I am British from birth and my fiancé (been together 3 years) Is a South African citizen from birth. We are both currently living in London but looking to move over to SA permanently in around 18 months time.

I understand, as we have not been living together that I do not qualify for the life partner permit, but we have recently heard of a new fiancé visa where you have to get married within 90 days and then apply for temporary residence?

Does anyone have any experience of this process? I of course would need the ability to work after marriage, and I have a son who would need schooling.

Is there any other options that I have missed? 

Many thanks for all your replies!


----------



## Spiggles (Mar 19, 2014)

kkkatherine said:


> I am British from birth and my fiancé (been together 3 years) Is a South African citizen from birth.
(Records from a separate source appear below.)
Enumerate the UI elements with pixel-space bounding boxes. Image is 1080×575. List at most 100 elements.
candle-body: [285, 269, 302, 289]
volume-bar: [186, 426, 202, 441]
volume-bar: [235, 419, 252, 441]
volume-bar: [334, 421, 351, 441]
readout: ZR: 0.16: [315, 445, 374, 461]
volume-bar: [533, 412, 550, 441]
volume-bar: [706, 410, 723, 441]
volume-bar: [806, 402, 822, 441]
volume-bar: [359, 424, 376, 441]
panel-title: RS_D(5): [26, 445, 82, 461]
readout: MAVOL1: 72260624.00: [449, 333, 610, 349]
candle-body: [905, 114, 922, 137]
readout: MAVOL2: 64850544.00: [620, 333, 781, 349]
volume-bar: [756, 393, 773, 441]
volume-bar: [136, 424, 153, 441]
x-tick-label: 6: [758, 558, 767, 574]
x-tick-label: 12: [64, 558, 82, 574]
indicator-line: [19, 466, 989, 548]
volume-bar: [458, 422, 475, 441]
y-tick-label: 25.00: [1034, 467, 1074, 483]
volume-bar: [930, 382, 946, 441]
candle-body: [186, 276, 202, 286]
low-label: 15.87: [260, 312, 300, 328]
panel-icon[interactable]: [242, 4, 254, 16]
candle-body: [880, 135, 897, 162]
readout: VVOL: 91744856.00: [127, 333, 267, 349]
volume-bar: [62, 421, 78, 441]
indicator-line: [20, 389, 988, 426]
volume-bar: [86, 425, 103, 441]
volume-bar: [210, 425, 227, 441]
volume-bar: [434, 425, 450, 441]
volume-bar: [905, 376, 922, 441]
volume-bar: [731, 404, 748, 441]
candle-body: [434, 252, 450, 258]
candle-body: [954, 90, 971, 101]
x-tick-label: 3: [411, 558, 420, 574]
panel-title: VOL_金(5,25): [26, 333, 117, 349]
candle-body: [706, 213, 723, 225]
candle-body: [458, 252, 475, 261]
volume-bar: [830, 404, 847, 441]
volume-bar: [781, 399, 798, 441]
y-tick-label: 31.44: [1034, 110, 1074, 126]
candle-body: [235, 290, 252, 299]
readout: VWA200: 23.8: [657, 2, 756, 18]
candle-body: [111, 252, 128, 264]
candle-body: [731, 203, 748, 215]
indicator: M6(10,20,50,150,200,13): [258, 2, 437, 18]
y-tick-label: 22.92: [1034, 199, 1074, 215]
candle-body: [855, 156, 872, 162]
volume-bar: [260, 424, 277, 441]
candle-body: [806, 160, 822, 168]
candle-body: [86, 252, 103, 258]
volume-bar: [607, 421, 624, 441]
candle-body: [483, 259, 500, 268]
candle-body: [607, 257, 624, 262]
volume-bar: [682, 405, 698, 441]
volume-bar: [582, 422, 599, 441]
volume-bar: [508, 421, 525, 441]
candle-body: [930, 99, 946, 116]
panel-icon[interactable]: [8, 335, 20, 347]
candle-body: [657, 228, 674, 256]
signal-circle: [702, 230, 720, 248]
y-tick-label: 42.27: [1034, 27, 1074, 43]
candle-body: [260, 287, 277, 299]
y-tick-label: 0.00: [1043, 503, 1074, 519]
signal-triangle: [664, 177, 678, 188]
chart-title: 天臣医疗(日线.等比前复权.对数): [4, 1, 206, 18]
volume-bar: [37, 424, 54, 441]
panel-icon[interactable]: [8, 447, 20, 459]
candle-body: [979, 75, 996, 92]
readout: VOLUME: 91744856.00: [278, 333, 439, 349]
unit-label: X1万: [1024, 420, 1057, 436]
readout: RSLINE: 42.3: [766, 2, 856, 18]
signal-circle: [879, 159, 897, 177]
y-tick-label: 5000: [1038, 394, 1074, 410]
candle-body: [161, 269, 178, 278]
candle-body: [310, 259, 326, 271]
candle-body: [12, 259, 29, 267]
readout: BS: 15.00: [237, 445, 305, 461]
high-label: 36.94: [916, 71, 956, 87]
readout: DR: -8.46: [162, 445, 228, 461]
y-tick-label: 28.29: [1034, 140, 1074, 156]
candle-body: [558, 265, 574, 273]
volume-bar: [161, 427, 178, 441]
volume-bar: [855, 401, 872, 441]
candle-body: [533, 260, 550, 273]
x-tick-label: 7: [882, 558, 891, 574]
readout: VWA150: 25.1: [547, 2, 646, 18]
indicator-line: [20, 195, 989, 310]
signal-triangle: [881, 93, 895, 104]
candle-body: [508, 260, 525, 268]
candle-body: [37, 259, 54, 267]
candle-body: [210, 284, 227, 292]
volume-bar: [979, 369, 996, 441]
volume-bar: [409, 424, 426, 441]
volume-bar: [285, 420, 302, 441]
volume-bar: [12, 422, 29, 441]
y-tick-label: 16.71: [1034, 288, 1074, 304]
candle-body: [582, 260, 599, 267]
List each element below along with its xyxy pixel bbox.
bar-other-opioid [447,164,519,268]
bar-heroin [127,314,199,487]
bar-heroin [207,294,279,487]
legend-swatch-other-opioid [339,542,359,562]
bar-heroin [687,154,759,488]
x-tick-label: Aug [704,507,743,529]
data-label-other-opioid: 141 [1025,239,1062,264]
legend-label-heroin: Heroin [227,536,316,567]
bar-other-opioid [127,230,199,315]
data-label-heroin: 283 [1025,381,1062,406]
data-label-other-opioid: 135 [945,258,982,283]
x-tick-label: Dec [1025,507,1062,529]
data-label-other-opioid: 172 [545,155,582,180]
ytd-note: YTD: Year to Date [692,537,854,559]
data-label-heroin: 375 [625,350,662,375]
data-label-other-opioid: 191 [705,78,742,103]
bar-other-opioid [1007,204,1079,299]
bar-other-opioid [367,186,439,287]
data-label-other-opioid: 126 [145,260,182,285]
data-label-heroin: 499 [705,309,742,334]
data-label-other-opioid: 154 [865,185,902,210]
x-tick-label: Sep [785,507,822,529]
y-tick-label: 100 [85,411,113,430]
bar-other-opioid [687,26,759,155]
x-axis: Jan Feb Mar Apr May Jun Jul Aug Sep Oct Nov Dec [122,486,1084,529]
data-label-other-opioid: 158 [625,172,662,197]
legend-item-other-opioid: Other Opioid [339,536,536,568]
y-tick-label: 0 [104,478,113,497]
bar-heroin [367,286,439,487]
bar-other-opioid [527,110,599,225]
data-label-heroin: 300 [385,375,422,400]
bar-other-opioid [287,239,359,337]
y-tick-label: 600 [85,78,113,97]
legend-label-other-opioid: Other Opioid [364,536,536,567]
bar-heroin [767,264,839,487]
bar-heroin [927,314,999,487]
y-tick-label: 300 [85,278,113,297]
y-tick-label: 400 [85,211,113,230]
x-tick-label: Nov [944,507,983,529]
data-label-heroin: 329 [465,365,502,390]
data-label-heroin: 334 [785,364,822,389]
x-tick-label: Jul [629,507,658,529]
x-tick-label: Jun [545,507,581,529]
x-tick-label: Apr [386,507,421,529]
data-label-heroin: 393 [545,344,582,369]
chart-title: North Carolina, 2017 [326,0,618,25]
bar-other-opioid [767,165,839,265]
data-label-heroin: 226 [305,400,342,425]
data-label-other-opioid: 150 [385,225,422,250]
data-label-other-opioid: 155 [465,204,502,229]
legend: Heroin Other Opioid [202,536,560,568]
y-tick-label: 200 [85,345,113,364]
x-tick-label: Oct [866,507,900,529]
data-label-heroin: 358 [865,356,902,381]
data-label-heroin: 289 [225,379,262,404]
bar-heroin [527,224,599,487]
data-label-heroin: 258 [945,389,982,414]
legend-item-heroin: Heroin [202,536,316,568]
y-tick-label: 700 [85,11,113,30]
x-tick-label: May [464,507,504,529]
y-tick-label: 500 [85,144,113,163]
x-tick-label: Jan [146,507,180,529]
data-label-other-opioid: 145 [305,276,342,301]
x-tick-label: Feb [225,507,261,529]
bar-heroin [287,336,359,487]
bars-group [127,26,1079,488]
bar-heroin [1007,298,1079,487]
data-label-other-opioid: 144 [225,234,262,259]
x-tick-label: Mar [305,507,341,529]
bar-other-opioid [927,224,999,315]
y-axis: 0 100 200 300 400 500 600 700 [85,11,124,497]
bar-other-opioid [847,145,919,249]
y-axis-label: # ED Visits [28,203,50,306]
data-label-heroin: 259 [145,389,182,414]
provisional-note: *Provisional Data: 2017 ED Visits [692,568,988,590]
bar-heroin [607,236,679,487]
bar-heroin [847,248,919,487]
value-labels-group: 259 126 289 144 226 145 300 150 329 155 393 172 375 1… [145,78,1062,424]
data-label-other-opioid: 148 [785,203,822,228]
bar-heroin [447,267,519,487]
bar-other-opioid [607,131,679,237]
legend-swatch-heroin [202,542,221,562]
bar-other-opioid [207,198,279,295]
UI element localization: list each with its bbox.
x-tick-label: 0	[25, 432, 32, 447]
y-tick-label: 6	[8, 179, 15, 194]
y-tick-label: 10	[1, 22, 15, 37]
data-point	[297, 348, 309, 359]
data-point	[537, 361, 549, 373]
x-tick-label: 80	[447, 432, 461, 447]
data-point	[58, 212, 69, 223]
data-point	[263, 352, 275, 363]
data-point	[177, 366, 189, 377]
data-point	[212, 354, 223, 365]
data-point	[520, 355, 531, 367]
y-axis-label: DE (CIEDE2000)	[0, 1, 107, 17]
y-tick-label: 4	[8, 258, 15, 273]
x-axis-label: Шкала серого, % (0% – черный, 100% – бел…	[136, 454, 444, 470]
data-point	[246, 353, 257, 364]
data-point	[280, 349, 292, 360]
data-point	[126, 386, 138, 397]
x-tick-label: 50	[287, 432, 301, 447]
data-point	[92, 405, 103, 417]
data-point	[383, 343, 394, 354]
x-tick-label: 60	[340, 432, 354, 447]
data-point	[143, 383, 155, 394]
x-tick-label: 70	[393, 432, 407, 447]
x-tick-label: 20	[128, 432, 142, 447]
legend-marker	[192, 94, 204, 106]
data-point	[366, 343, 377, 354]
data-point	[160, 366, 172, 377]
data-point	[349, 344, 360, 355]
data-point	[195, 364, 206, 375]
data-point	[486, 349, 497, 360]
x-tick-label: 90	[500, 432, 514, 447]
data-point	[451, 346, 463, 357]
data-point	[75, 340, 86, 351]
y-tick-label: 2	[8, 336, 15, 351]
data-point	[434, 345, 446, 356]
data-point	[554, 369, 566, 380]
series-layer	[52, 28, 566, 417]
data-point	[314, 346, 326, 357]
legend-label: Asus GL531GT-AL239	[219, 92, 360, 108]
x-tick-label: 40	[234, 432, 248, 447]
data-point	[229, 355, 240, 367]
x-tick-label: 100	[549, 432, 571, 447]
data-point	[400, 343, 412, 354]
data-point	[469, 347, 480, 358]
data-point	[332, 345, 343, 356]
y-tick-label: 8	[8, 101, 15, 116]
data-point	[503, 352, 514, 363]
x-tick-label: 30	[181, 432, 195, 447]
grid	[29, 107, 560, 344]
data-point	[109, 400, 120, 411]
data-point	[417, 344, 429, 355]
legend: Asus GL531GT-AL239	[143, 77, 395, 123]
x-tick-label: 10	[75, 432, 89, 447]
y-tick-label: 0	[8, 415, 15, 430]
We are both currently living in London but looking to move over to SA permanently in around 18 months time.
> 
> I understand, as we have not been living together that I do not qualify for the life partner permit, but we have recently heard of a new fiancé visa where you have to get married within 90 days and then apply for temporary residence?
> 
> ...


Hi kkkatherine,

I hope you found what you needed to know by now

Firstly, there is no visa called " Fiancée Visa" in SA.
As you and your partner have been together for 3 years, you will be able to apply for a "Relative's Visa (Life-Partner visa)"which is valid for up to 2years if you can prove cohabitation for at least 2 years.
Once you get this visa, you do not need to get married within 90 days. 
You can get married whenever you want 

However, if you cannot prove cohabitation, unfortunately you cannot apply for this visa.
You can come to SA on visitor's visa(3months) on arrival, then get married.
But in order to apply for "Relative's visa (Spousal visa)" afterwords, you will have to leave SA and apply for it from your country.


----------



## LegalMan (Dec 26, 2012)

kkkatherine said:


> I am British from birth and my fiancé (been together 3 years) Is a South African citizen from birth. We are both currently living in London but looking to move over to SA permanently in around 18 months time.
> 
> I understand, as we have not been living together that I do not qualify for the life partner permit, but we have recently heard of a new fiancé visa where you have to get married within 90 days and then apply for temporary residence?
> 
> ...


Hi kkkatherine, 

Spiggles is right, there is no such thing as a fiance visa. 
Should you have proof of shared finances over the course of your 3 years and you move in together now, you will be able to qualify for a relatives (life partner) visa. As you do not need to show proof of cohabitation for the entire 2 years. But you do need to show proof that you have cohabited together for a period of the two years. But most importantly, if you can prove you have been together by ways of shared finances, photos, emails, holidays, affidavits, notarial contracts and bills, for longer than 2 years, you will be able to apply for a relative's life partner visa. 

When do you intend moving in with your partner?


----------